The work is based on E.M. Forster's short story of the same name and it manages to tackle some pretty heady material. The core of the story is free will vs. determinism, as the humans remaining in the pods are living a life that is force fed to them. That life is done so under the guise of information, as the pod dwellers are given access to any information they desire, as long as it's through the machine and not in person. Lent does a great job conveying this with some fairly concise dialogue that has a very rigid staccato to it. It helps in making the book feel somewhat robotic and artificial, which fits in line with what the story is going for.

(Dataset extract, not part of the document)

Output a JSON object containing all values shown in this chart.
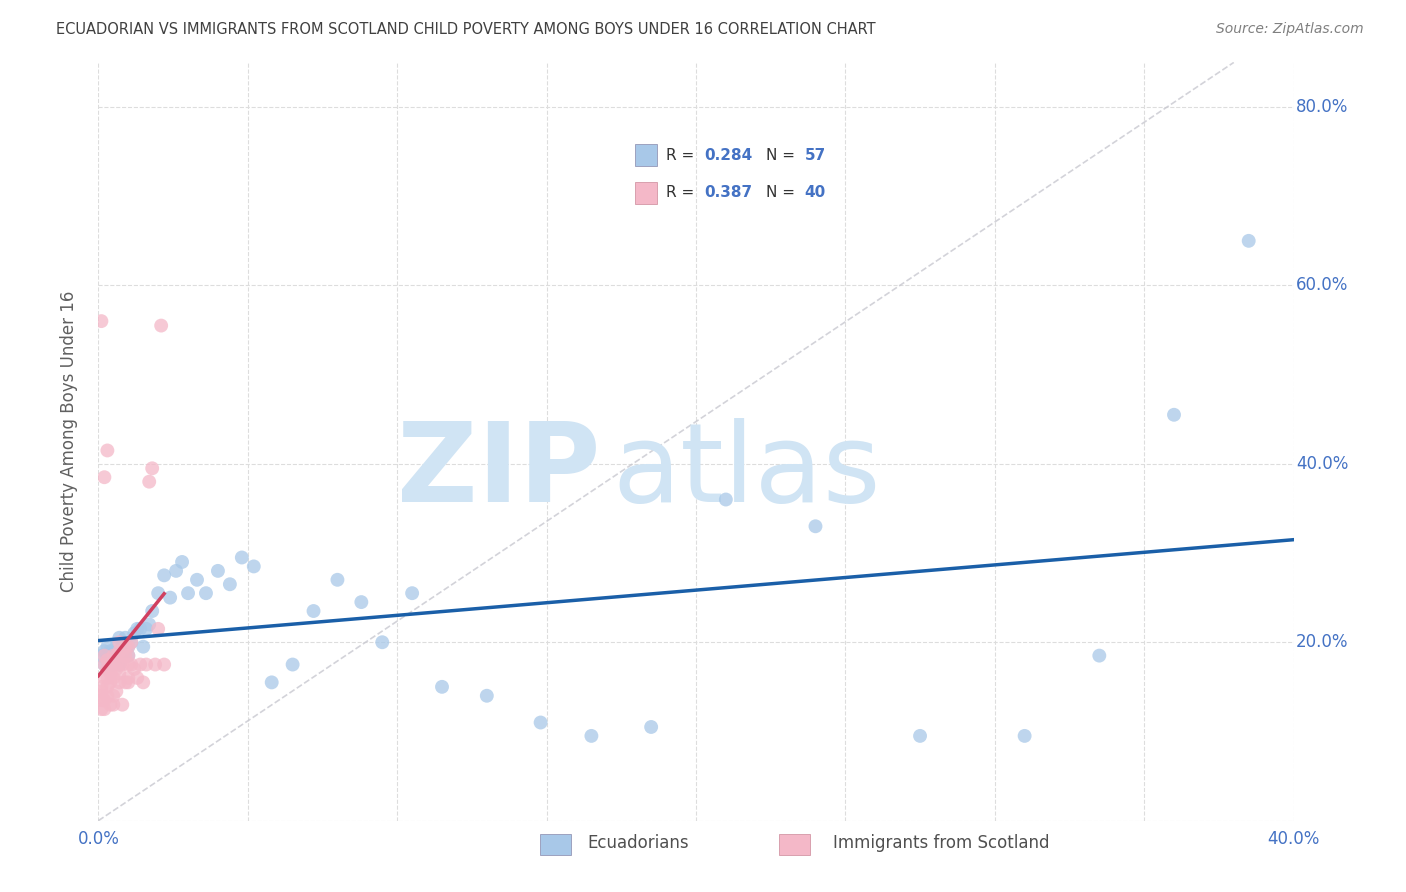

Rene's art is equally as haunting as the story itself. There's an abundance of black shading throughout the book, primarily because the entire issue is black and white, but also because it contributes to the tone of depression. An atmosphere of intellect and thought are presented thanks to his impressive illustrations, as characters exhibit intense emotional facial expressions. Some of the panels where the characters emerge into the light are depicted very powerfully, fully bathing the reader in the same realizations that the characters are coming to themselves. There are some interesting panel layouts as well, with a couple of pages that emphasize a spiral layout fanning outward and carrying conversations effectively.
Good, old-fashioned sci-fi is somewhat a thing of the past, but The Machine Stops #1 waxes nostalgic for those stories. Sure, it's an adaptation of another story, but the adaptation is handled very well and really provokes thought in the reader. Lent's handling of the story is done very deftly, offering a steady pace and dialogue that really provokes thought in the characters. Rene's illustrations are equally up to the task of matching the story, as he relies on an almost excess of shadow to depict the darkness that comes with lack of insight. The Machine Stops #1 is an interesting book that promises to offer the reader something that challenges their traditional way of thinking.
The Machine Stops #1 is available now.